Automatically associated channels: Kir2.3 , TRP , TRPA , TRPA1

Title: Steroidal and non-steroidal third-generation aromatase inhibitors induce pain-like symptoms via TRPA1.

Authors: Camilla Fusi, Serena Materazzi, Silvia Benemei, Elisabetta Coppi, Gabriela Trevisan, Ilaria M Marone, Daiana Minocci, Francesco De Logu, Tiziano Tuccinardi, Maria Rosaria Di Tommaso, Tommaso Susini, Gloriano Moneti, Giuseppe Pieraccini, Pierangelo Geppetti, Romina Nassini

Journal, date & volume: Nat Commun, 2014 , 5, 5736

PubMed link: http://www.ncbi.nlm.nih.gov/pubmed/25484020

Abstract
Use of aromatase inhibitors (AIs), exemestane, letrozole and anastrozole, for breast cancer therapy is associated with severe pain symptoms, the underlying mechanism of which is unknown. The electrophilic nature of AIs suggests that they may target the transient receptor potential ankyrin 1 (TRPA1) channel, a major pathway in pain transmission and neurogenic inflammation. AIs evoke TRPA1-mediated calcium response and current in rodent nociceptors and human cells expressing the recombinant channel.
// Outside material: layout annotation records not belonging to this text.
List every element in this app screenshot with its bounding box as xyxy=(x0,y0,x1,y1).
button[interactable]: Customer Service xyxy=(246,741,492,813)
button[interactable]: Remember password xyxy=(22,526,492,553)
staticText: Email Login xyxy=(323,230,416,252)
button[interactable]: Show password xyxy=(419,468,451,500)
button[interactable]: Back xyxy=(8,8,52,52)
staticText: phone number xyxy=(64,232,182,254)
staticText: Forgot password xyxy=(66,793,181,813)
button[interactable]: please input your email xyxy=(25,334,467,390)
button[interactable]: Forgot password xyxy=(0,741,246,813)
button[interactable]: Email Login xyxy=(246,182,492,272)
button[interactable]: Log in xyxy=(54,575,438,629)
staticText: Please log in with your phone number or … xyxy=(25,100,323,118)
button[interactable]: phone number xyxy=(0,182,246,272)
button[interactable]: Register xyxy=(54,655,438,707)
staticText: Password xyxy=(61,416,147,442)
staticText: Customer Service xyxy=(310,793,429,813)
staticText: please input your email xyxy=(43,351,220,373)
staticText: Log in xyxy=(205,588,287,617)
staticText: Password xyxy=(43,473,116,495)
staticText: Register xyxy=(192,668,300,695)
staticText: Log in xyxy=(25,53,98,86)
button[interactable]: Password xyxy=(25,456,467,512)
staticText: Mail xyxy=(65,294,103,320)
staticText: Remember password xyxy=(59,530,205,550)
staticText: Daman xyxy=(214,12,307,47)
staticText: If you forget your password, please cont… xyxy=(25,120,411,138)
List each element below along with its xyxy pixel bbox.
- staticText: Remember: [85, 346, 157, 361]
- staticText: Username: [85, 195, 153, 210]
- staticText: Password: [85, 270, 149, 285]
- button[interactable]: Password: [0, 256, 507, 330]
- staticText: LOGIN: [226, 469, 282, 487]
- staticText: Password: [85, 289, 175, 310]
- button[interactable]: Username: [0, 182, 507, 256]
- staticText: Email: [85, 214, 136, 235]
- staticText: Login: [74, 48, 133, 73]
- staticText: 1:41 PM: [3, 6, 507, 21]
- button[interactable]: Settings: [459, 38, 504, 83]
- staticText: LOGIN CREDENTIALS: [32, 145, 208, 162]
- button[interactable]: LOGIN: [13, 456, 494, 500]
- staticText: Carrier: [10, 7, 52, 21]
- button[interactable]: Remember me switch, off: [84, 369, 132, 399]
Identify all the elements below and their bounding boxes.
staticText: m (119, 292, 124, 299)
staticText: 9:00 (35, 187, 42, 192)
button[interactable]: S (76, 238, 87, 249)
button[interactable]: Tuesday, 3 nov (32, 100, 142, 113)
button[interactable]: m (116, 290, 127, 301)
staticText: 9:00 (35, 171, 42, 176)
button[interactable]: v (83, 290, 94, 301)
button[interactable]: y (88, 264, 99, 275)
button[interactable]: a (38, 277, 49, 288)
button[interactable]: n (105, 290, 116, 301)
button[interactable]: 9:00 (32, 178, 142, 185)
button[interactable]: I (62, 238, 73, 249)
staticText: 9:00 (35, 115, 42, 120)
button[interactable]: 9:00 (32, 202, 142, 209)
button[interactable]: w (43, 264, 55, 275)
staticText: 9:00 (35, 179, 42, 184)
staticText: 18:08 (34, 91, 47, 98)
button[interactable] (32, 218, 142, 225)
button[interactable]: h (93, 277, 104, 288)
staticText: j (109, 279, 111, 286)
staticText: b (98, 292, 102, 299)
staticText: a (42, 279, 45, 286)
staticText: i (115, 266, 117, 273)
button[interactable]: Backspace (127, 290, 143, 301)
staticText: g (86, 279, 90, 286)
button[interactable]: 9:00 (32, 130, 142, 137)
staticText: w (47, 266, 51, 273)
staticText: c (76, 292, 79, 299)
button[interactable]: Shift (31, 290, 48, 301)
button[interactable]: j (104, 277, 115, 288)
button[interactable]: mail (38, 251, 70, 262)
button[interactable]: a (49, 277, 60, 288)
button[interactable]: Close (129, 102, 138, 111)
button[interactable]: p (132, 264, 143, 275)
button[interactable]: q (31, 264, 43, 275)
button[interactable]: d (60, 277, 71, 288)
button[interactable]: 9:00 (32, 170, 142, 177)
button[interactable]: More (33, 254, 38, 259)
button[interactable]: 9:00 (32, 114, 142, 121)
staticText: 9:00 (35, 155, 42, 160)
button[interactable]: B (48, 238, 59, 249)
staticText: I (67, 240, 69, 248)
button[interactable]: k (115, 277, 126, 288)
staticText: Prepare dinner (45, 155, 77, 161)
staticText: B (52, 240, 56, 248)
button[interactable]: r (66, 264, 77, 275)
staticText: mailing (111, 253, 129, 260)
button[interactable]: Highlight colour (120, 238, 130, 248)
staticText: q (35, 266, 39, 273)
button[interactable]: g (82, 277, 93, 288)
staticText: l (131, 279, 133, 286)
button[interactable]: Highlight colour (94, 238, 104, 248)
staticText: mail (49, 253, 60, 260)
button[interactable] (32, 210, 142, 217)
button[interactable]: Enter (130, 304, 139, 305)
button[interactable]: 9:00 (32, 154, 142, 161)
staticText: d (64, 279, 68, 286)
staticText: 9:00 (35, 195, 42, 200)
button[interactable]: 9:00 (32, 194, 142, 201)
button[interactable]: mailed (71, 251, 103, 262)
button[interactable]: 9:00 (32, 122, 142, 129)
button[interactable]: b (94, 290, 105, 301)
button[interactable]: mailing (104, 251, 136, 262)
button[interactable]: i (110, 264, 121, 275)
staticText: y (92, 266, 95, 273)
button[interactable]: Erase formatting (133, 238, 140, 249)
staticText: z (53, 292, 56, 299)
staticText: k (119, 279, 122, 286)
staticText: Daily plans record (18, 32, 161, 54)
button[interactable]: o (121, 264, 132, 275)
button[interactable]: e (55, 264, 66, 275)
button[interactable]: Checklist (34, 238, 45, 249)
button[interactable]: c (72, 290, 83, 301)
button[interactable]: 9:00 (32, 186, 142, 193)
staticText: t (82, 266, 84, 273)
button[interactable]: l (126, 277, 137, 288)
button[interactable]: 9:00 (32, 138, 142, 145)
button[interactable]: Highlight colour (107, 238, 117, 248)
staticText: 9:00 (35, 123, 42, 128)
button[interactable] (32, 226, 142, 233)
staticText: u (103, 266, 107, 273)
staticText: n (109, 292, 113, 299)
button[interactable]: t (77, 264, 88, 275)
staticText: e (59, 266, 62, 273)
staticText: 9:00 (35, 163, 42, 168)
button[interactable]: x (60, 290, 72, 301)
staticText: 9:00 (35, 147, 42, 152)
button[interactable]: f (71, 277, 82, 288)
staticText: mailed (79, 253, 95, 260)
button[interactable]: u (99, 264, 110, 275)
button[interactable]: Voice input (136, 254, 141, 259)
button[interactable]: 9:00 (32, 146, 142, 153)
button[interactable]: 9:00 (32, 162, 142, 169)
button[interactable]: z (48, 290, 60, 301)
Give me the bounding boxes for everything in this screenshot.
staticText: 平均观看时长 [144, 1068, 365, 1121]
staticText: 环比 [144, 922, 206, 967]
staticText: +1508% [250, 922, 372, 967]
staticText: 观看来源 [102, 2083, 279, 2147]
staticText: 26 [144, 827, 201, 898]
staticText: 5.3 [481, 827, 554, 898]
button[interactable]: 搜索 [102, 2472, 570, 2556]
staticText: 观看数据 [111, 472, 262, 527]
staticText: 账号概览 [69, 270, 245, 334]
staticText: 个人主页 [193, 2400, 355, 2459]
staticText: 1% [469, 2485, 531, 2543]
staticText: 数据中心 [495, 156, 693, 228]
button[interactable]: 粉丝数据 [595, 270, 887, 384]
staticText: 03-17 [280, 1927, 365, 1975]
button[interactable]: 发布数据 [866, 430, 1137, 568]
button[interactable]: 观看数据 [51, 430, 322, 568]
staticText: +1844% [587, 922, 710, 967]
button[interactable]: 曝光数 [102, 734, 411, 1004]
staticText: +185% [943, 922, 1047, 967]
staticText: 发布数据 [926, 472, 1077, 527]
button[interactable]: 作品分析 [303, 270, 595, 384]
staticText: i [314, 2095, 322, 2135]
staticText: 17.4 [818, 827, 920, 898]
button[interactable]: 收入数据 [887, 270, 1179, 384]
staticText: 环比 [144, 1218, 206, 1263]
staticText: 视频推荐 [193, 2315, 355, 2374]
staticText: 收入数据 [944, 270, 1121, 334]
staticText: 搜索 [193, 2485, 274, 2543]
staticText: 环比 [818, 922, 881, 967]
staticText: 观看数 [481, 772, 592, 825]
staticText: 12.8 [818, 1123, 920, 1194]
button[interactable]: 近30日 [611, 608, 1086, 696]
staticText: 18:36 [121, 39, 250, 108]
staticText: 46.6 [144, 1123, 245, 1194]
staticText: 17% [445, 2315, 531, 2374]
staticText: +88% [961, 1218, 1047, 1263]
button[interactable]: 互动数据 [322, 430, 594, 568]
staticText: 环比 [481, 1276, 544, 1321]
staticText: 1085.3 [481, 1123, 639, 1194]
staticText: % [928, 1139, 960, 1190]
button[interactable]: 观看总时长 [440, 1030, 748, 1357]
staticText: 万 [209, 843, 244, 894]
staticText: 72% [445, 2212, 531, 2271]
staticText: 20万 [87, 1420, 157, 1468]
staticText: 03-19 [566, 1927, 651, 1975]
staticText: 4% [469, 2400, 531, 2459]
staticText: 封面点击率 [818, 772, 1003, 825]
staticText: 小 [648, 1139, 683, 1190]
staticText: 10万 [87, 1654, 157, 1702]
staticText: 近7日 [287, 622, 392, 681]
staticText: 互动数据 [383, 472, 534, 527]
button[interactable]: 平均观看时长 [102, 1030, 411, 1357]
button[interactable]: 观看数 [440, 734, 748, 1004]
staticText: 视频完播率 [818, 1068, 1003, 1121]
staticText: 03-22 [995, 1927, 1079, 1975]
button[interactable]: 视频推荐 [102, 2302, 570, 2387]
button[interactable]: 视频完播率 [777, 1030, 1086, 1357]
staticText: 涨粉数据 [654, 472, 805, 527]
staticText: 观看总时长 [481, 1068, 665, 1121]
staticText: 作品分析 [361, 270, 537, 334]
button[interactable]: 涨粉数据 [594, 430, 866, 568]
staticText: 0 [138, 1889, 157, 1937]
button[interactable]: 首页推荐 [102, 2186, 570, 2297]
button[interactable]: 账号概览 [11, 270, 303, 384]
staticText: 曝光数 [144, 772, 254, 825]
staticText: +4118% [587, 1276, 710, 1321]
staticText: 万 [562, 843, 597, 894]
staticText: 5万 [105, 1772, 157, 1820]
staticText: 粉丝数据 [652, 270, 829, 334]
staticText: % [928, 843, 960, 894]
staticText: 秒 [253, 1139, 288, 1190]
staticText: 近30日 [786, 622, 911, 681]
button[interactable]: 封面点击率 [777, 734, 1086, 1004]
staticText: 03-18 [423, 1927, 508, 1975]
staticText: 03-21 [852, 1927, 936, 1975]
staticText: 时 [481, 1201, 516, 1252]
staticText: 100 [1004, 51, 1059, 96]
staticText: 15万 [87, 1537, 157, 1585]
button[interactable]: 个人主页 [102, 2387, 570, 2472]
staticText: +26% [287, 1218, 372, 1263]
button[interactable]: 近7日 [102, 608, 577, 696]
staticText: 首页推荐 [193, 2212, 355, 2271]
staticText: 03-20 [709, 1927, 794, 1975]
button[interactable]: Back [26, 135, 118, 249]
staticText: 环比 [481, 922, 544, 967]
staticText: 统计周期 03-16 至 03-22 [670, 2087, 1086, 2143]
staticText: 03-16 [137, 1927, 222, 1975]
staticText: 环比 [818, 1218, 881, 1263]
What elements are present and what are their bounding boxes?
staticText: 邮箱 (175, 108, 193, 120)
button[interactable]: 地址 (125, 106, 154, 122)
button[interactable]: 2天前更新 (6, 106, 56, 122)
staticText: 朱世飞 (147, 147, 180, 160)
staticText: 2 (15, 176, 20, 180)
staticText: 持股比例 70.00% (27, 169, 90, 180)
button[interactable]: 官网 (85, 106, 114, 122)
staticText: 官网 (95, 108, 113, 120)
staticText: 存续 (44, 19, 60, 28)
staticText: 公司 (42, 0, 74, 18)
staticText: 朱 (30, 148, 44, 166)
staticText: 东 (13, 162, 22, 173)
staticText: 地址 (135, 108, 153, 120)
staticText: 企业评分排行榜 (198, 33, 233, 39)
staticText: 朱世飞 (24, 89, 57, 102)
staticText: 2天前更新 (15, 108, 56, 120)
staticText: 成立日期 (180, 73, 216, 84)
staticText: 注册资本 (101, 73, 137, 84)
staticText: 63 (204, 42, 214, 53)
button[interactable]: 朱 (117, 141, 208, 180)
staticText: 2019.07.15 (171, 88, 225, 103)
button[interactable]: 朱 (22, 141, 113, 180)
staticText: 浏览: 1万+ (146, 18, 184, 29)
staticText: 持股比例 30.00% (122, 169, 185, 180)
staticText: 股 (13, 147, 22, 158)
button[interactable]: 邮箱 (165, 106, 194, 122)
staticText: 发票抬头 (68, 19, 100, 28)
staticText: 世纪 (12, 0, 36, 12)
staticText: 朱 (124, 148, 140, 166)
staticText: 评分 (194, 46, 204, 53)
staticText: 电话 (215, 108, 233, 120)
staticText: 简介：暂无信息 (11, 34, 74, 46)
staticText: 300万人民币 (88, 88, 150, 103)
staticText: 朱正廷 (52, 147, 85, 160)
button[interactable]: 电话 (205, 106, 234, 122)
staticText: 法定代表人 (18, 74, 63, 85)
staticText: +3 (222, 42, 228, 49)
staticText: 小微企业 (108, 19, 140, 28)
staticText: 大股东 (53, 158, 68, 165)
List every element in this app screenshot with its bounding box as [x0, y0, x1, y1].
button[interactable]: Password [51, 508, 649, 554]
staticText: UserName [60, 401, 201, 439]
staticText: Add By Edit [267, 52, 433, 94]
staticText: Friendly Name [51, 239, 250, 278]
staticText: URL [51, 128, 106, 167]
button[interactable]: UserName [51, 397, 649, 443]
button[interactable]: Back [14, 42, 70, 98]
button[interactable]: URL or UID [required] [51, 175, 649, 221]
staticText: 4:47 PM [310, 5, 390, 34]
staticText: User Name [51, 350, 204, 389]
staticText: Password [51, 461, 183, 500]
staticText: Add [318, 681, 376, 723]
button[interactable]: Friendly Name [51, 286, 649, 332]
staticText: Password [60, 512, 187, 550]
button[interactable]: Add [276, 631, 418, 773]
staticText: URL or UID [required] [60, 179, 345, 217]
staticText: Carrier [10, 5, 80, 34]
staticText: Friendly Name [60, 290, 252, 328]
In mice, AIs produce acute nociception, which is exaggerated by pre-exposure to proalgesic stimuli, and, by releasing sensory neuropeptides, neurogenic inflammation in peripheral tissues. AIs also evoke mechanical allodynia and decreased grip strength, which do not undergo desensitization on prolonged AI administration. These effects are markedly attenuated by TRPA1 pharmacological blockade or in TRPA1-deficient mice. TRPA1 is a major mediator of the proinflammatory/proalgesic actions of AIs, thus suggesting TRPA1 antagonists for the treatment of pain symptoms associated with AI use.